To begin with, the most powerful version of PSLV — the XL version that has six strap-on motors to give it extra boost — was used for the launch of 20 satellites. In the past, Isro has executed 17 missions in which multiple satellites were launched. In 2008, PSLV was used to launch a set of 10 satellites in low Earth orbit. This time around 20 satellites were on board and they had to be injected precisely in SSO.
Two sets of new technologies were deployed in the PSLV–C 34 mission. A set of separation technologies was used to achieve precise and safe separation of four stages of the rocket and injection of satellites into their respective orbits. The type of separation or jettisoning system employed in a mission depends on several factors such as the jettisoning speed required and the shock load. For instance, the Flexible Linear-Shaped Charge (FLSC) was used for separation of the first stage. Separation of different stages is the most critical and challenging part of a space flight. This was successfully achieved in Wednesday’s flight.
The second important technological advance in the flight was re-ignition or re-start of the fourth stage of the rocket. The fourth stage fired for five seconds twice to give the rocket the necessary boost for injection of satellites in different orbits, after proper reorientation of the rocket. After the injection of main cargo, the Cartosat, the rocket launched two student satellites — Satyabhamasat and Swaym with a gap of 440 milliseconds. Dual Launch Adapter (DLA) technology was used for this purpose.
The re-starting of the fourth stage of the rocket, powered by liquid fuel, was a novel technique used in the PSLV- C34 mission. It was tested during the flight of PSLV-C29 and now it has been operationalised and will be used in future missions too.
The PSLV-C34 mission was also important for Isro to promote its commercial interests. The co-passenger satellites came from the US (13), Canada (two), Germany and Indonesia (one each), besides the two nano satellites from Indian academic institutions (Satyabama University and College of Engineering, Pune). Of the two American satellites launched on Wednesday, SkySat3 has been developed by Terra Bella, a Google subsidiary based in California. Most satellites are earth imaging satellites, many of them weighing around 100 kg each. In the past, Isro has launched satellites from several space agencies, commercial space firms and academic institutions around the world.
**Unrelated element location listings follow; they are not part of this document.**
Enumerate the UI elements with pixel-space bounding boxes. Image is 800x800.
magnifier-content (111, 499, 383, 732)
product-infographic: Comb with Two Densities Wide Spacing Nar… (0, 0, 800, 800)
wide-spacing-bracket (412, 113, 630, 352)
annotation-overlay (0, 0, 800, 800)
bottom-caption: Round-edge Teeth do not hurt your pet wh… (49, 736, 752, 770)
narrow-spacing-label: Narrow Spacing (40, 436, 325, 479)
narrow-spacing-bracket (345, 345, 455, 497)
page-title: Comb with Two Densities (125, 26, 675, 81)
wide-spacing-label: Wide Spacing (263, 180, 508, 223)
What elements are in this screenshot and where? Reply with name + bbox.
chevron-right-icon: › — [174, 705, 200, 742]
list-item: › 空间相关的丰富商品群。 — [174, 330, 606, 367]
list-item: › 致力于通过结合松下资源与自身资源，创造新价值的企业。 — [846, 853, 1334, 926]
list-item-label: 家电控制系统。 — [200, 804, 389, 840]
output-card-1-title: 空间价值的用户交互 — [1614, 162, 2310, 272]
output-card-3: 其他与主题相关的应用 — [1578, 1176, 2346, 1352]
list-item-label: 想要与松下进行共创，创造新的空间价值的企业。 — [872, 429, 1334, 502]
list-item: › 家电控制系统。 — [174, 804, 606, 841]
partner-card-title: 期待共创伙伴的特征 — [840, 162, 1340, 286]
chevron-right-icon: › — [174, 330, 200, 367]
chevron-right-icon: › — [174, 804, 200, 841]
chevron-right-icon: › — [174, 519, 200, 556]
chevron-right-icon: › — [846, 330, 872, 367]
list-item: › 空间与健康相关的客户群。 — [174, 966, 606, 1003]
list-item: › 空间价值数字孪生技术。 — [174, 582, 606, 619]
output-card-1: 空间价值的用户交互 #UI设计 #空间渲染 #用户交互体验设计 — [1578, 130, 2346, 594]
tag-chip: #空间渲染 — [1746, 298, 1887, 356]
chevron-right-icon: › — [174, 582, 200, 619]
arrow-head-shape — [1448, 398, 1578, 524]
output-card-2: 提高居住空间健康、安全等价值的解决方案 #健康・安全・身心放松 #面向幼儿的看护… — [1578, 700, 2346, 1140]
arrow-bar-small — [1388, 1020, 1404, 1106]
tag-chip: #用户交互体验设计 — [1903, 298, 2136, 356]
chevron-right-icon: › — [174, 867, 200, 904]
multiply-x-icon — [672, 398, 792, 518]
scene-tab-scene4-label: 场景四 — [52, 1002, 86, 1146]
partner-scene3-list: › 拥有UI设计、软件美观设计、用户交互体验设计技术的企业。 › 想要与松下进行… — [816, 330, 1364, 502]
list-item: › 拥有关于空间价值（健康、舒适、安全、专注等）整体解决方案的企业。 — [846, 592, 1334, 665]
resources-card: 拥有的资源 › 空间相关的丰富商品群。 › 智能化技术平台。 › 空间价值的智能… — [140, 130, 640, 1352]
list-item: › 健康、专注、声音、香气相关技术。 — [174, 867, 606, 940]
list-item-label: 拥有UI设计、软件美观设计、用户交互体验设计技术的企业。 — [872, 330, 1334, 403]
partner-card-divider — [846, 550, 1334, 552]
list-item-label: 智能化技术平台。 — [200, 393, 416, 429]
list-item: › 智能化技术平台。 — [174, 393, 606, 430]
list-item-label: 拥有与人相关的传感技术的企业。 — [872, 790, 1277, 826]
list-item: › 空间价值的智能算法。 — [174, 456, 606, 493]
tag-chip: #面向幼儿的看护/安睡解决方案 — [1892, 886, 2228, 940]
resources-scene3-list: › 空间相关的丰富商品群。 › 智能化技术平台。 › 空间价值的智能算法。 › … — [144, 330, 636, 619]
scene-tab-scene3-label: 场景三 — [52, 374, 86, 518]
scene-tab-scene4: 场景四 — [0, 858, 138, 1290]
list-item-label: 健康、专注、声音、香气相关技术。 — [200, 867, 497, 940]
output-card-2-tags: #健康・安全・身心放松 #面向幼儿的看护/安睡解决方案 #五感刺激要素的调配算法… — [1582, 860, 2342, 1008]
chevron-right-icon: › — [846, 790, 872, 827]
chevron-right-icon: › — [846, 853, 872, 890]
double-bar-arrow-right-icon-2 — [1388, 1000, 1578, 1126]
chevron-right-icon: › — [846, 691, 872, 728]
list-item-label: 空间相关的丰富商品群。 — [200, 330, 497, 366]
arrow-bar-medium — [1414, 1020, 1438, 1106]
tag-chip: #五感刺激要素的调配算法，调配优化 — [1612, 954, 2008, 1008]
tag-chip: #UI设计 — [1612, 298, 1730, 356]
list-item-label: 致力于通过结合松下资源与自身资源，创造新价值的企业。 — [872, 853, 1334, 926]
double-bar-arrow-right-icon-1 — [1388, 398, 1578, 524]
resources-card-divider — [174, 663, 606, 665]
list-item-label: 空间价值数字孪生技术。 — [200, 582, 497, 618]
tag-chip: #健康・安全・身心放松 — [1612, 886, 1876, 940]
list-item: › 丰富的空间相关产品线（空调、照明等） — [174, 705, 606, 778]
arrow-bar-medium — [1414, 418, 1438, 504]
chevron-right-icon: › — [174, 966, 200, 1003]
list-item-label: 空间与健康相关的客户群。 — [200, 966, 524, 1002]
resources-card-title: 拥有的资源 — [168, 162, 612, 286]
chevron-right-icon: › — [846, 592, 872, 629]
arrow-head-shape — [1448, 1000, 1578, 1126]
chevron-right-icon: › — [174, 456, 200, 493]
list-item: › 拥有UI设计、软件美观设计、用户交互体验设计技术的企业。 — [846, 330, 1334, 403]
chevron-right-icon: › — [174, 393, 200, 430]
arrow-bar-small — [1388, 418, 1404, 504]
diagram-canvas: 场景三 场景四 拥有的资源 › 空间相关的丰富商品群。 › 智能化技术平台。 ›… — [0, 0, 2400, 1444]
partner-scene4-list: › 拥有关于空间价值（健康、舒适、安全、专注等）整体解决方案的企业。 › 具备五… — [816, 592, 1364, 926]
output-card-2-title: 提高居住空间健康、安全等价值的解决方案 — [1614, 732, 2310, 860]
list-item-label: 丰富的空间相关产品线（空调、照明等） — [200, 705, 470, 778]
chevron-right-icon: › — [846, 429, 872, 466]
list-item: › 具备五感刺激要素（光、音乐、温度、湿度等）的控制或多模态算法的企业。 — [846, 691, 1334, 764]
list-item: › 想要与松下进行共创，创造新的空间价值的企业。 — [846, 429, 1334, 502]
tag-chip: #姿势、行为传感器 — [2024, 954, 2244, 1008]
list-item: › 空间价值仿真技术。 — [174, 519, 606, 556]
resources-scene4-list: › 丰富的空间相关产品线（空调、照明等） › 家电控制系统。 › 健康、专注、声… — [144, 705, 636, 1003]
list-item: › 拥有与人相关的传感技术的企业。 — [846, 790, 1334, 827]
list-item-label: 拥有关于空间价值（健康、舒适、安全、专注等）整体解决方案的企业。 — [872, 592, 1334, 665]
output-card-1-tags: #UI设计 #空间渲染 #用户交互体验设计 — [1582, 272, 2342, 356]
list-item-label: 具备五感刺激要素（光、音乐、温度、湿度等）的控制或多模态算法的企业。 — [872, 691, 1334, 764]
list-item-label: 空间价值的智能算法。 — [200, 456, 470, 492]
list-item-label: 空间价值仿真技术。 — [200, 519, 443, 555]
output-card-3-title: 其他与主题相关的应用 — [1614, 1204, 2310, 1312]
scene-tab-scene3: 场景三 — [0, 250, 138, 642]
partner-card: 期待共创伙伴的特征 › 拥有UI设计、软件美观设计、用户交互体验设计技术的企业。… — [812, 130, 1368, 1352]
The primary satellite launched — Cartosat 2 — is an advanced remote sensing satellite developed by India. The images sent by this satellite will be useful for cartographic, urban and rural applications, coastal land use and regulation, utility management such as road network monitoring, water distribution, creation of land use maps, and other Land Information System (LIS) and Geographical Information System (GIS) applications.